One of the many success stories he shared was the story of a first-generation college graduate who started with the company as an intern. The mentoring and support he received changed his outlook and led him to a full-time job with increased responsibility as a trainer at the Morristown site. His promotion allowed his wife to pursue her Ph.D. in biomedical sciences and conduct clinical research in cancer treatment.   

“The amount of hope I received changed the course of my life forever,” Austin Schenk said.  “Everything I have learned has set me up to go out and make a difference in the world.

To see Austin’s story, click here: https://www.youtube.com/watch?v=2F3MQq-iiNA

Training Academies

The company also is empowering economic development in Latin America through its training academies based in Costa Rica.

A nonprofit language learning academy, The SYKES Academy serves thousands of students in Costa Rica, the Philippines, Egypt, Romania, Mexico and El Salvador by teaching English language skills to native Spanish speakers. It then connects graduates with job opportunities at SYKES or other companies.

Of the 75,000 bilingual people in Costa Rica, SYKES has trained more than 13,000 of these citizens, helping them to gain employment at either its company or other multinationals located in the country.

SYKES has partnered with the government that provides funding for Academy candidates and is replicating its program, helping to strengthen the country’s economy and its industry sector.

The SYKES Tech Academy provides technical education to students and existing employees and develops specialists in qualified networks that serve local markets. In addition, the company offers a women in technology program that provides training for in-demand tech skills and mentoring that helps these talented individuals advance in their careers.

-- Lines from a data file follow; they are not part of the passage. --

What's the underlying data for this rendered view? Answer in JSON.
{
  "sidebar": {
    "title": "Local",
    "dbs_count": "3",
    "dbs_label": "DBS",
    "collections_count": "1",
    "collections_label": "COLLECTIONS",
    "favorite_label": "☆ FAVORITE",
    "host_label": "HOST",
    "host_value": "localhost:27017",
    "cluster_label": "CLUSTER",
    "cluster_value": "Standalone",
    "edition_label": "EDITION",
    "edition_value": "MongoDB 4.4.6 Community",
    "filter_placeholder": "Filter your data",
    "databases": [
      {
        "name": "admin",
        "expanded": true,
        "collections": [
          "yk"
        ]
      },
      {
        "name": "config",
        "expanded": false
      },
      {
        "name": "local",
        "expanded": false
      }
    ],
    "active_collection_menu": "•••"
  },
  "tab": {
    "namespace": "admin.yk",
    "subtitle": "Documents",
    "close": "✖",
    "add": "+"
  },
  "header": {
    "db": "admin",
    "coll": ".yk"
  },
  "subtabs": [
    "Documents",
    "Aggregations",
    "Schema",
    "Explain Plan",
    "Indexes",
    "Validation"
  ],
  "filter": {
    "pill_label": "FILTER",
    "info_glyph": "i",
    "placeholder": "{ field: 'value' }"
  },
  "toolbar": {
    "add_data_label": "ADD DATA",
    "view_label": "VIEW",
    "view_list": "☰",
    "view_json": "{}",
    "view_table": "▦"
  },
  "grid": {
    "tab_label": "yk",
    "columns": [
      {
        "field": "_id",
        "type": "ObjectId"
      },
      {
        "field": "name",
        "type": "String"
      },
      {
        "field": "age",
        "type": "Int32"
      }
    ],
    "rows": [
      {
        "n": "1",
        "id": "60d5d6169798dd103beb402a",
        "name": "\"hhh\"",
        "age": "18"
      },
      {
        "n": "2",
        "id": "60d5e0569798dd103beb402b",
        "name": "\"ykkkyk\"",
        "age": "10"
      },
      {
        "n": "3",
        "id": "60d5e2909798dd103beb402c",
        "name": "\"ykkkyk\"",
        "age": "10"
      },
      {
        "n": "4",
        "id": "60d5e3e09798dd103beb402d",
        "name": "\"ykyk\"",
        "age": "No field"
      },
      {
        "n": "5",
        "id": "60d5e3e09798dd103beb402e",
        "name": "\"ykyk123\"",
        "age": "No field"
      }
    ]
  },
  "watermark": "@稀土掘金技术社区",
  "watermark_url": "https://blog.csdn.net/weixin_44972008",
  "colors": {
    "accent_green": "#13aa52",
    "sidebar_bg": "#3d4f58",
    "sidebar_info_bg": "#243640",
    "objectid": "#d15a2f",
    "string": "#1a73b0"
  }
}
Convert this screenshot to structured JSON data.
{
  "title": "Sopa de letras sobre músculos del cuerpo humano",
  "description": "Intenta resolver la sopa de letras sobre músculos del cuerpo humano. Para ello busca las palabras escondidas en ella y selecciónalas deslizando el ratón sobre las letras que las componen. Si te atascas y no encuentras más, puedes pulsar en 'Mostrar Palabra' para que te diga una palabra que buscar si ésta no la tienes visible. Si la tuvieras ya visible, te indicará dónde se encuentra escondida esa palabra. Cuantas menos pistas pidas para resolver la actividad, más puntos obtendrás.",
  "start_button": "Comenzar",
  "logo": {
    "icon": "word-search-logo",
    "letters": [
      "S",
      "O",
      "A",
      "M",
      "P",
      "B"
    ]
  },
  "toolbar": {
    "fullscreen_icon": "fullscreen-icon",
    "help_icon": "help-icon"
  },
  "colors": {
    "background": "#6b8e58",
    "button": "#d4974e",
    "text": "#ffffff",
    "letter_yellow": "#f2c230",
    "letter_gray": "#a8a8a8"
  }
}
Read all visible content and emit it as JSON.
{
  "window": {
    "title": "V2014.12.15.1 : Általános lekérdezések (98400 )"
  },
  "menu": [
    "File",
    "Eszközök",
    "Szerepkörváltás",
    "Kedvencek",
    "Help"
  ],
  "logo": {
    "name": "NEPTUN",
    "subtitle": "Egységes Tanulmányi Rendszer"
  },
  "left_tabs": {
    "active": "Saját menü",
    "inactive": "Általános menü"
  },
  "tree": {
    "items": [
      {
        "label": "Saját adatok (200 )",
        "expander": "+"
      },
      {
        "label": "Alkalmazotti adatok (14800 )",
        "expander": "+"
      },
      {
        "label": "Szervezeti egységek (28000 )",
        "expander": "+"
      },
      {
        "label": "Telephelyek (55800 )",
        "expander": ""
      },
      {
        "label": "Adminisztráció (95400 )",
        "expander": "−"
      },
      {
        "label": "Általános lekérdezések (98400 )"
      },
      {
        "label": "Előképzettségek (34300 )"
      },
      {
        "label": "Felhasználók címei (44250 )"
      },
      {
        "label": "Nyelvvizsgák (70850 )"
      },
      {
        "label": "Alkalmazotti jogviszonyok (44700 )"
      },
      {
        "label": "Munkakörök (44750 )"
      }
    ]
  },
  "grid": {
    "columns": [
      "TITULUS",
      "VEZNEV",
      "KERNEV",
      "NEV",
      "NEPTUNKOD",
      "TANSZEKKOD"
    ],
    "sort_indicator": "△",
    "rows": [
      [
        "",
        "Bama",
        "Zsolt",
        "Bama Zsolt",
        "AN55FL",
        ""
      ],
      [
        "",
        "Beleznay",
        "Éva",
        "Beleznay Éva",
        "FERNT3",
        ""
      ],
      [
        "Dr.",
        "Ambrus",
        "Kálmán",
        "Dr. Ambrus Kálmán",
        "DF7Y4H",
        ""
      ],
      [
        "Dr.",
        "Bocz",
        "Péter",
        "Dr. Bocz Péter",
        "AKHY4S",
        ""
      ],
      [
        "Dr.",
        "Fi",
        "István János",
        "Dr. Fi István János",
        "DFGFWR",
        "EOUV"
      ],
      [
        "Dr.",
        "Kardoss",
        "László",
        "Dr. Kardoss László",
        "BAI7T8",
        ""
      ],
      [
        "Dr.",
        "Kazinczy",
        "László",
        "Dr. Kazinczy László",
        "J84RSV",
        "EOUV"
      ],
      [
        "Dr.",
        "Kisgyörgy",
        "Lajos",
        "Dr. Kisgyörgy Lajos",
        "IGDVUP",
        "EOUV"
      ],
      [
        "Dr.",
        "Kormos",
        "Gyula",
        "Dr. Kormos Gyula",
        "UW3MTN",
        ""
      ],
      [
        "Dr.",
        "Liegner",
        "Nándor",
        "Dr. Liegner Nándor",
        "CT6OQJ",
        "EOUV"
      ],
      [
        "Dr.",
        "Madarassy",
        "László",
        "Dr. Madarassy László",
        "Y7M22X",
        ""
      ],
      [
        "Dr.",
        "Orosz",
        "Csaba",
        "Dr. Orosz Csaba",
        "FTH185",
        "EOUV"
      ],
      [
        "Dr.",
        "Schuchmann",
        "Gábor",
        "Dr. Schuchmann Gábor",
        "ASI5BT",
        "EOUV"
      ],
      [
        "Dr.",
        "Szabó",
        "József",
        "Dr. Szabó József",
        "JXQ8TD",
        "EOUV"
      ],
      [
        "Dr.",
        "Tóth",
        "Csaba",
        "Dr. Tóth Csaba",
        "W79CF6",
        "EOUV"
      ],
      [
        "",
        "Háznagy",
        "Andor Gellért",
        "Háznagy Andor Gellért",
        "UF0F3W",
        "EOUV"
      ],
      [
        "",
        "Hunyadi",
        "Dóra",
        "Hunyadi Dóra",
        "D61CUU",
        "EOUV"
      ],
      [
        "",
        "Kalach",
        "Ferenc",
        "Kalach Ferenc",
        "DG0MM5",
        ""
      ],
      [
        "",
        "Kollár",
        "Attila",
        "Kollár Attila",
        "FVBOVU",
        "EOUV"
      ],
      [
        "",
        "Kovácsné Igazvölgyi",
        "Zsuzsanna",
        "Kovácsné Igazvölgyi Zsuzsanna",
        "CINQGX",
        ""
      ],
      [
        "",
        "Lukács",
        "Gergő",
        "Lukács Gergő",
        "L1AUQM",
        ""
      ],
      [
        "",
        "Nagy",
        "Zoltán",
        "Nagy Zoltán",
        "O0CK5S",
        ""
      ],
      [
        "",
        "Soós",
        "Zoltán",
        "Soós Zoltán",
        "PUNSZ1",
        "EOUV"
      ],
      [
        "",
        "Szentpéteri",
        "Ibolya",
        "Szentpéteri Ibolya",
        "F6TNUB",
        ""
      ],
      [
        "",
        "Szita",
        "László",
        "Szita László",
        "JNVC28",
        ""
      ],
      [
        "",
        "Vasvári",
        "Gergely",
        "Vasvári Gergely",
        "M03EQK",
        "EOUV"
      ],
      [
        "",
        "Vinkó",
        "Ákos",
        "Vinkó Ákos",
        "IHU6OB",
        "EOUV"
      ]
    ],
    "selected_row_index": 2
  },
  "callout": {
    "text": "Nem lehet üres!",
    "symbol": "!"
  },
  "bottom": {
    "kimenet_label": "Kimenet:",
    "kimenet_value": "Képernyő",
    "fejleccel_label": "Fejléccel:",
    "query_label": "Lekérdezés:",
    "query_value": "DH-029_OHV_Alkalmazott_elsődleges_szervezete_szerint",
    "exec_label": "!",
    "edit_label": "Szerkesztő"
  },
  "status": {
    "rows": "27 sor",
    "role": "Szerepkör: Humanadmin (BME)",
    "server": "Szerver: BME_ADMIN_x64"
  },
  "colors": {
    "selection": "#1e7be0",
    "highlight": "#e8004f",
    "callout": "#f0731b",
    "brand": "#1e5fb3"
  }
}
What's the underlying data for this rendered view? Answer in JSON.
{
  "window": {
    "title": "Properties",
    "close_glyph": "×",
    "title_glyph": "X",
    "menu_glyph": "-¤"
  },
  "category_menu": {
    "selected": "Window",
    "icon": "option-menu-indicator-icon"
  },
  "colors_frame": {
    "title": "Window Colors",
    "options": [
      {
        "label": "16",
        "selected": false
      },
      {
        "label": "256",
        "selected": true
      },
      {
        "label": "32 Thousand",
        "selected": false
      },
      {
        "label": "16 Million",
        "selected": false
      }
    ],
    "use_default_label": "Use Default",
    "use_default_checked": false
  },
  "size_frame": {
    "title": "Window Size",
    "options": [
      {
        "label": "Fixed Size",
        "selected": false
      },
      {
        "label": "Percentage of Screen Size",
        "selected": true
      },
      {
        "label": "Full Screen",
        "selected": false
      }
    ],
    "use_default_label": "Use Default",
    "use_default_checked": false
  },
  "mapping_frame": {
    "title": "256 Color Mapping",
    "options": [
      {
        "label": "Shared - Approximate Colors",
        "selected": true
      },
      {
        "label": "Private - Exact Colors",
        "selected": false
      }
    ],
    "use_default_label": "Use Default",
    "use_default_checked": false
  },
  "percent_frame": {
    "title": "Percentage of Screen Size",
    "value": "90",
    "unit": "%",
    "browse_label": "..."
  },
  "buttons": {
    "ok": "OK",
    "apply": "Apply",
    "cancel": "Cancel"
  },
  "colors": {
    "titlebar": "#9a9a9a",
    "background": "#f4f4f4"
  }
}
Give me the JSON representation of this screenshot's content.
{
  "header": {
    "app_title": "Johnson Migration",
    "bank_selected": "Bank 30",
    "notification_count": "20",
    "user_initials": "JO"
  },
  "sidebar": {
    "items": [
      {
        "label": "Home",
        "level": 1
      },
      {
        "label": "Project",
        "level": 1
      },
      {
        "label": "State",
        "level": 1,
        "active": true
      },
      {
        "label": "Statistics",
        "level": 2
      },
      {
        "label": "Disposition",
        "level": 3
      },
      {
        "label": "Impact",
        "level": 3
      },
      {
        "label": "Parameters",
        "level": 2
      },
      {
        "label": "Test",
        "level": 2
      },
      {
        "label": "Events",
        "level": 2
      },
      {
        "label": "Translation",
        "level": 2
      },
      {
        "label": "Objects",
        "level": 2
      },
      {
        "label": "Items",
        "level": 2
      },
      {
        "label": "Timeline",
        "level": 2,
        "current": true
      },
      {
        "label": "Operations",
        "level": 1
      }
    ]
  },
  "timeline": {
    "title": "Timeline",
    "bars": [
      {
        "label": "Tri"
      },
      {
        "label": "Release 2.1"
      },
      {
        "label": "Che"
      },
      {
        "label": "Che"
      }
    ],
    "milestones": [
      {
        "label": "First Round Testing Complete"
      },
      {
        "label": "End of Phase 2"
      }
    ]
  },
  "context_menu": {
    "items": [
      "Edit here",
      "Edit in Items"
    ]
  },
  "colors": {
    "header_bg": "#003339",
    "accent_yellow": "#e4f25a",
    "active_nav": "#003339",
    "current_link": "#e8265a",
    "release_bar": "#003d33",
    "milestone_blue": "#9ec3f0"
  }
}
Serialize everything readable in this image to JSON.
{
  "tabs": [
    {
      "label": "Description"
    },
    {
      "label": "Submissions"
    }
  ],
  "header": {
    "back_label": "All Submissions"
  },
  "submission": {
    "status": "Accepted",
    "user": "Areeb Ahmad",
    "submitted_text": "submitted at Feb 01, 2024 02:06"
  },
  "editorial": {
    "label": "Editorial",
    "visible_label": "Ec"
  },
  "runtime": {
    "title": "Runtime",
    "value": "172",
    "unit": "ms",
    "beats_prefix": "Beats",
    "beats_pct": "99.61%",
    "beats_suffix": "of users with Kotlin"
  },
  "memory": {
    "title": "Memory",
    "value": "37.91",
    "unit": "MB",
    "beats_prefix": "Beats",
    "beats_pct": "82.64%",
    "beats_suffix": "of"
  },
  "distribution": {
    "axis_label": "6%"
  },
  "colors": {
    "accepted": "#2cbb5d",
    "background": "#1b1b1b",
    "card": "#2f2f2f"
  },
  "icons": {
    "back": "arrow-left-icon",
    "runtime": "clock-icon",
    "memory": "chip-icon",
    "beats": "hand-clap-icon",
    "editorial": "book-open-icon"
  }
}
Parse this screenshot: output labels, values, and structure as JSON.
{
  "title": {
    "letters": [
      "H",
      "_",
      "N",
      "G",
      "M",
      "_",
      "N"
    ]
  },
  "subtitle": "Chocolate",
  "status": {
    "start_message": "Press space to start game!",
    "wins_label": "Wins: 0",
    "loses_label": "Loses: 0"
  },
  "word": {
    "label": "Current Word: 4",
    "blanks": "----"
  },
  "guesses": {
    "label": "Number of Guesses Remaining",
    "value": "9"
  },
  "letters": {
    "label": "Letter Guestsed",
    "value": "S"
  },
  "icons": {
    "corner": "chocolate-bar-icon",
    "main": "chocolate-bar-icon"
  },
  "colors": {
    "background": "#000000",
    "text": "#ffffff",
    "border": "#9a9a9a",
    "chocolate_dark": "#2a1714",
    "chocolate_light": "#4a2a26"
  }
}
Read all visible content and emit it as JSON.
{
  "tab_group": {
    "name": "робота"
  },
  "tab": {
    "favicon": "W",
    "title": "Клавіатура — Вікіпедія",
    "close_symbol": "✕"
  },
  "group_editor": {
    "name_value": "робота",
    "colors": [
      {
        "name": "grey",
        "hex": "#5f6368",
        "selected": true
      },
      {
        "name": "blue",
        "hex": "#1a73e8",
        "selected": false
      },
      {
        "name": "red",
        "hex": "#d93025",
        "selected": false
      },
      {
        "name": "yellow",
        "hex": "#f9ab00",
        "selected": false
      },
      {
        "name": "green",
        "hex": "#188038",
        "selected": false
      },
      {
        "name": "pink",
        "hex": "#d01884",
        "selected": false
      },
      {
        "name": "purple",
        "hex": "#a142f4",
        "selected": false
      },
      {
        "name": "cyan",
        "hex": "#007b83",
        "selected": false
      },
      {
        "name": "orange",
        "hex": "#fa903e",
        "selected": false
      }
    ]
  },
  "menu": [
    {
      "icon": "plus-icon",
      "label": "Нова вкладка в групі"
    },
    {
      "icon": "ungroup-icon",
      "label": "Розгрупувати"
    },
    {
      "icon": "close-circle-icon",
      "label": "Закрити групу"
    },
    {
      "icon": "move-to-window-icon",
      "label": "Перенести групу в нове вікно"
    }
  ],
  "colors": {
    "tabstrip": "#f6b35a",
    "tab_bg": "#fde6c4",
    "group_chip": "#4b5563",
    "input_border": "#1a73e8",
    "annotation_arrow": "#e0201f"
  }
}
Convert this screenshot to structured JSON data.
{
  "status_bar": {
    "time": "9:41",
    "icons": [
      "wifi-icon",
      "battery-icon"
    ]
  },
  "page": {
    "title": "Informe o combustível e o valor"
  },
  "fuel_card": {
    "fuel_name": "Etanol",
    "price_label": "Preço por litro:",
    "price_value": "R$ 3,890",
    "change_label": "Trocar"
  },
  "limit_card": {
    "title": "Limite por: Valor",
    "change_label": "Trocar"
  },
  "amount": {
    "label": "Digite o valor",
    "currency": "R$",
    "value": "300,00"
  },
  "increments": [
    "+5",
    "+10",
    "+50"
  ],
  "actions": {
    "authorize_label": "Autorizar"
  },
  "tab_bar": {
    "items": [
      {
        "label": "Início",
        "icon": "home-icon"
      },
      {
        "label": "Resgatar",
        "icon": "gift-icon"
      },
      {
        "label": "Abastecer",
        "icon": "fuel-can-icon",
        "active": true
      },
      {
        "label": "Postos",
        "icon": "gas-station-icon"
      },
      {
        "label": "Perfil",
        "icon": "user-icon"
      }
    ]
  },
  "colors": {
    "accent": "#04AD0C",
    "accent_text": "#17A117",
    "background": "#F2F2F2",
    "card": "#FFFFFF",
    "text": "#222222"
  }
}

“We have had people that had no other options for jobs or income who have seen doors open for them at SYKES and received offers at other companies,” said Roy Mena, Director, Area Administration, Corporate Affairs, Latin America.In the end, it’s not only about doing the right thing for the business. It’s about doing the right thing the right way for the people and communities.”

 

Diego Mora Vargas, Director, Account Operations, Latin America shared a story about the positive impact the Tech Academy had on one individual who started working for the company in the cafeteria. Seeing the growth others had through training, he successfully completed both the tech and language academies and even learned a second language. He went on to become a Cisco technical support engineer and a high-level leader with SYKES.

 

COVID Impact

When COVID-19 hit the world, SYKES was in a good position because it had the technology and virtual platforms in place to deliver its language and technology skills training programs.

Since the pandemic, it has conducted more than 100 remote classes on English language capabilities and partnered to reach individuals in their remote locations. SYKES also has been able to expand its tech classes through virtual learning.

SYKES leveraged its tremendous amount of experience delivering services through its Work-At-Home model. Deciding in March 2020 to transition thousands of jobs at its Prosperity Hubs to remote work, it was able to put the safety of its employees first and protect their livelihoods.

“We are performing better than we ever did before because we all pulling all our resources and embracing this environment,” McReynolds said. “We will come out of the other side better and stronger when we return to a ‘better normal’.”

According to Barkin, “COVID-19 accelerated our adoption of technology and more virtual work. We were able to not just survive but thrive.”

SYKES, a leading provider of multichannel demand generation and customer engagement services, was a key partner of IS20, along with the Avasant Foundation.

During an exciting Lightning Round at OWS21 on The Future Promise of Outsourcing, Barkin shared his professional journey in the outsourcing industry and offered his perspective on the current state and future promise of outsourcing, including the industry’s increasing emphasis on meaningful experiences, sustainability and impact sourcing.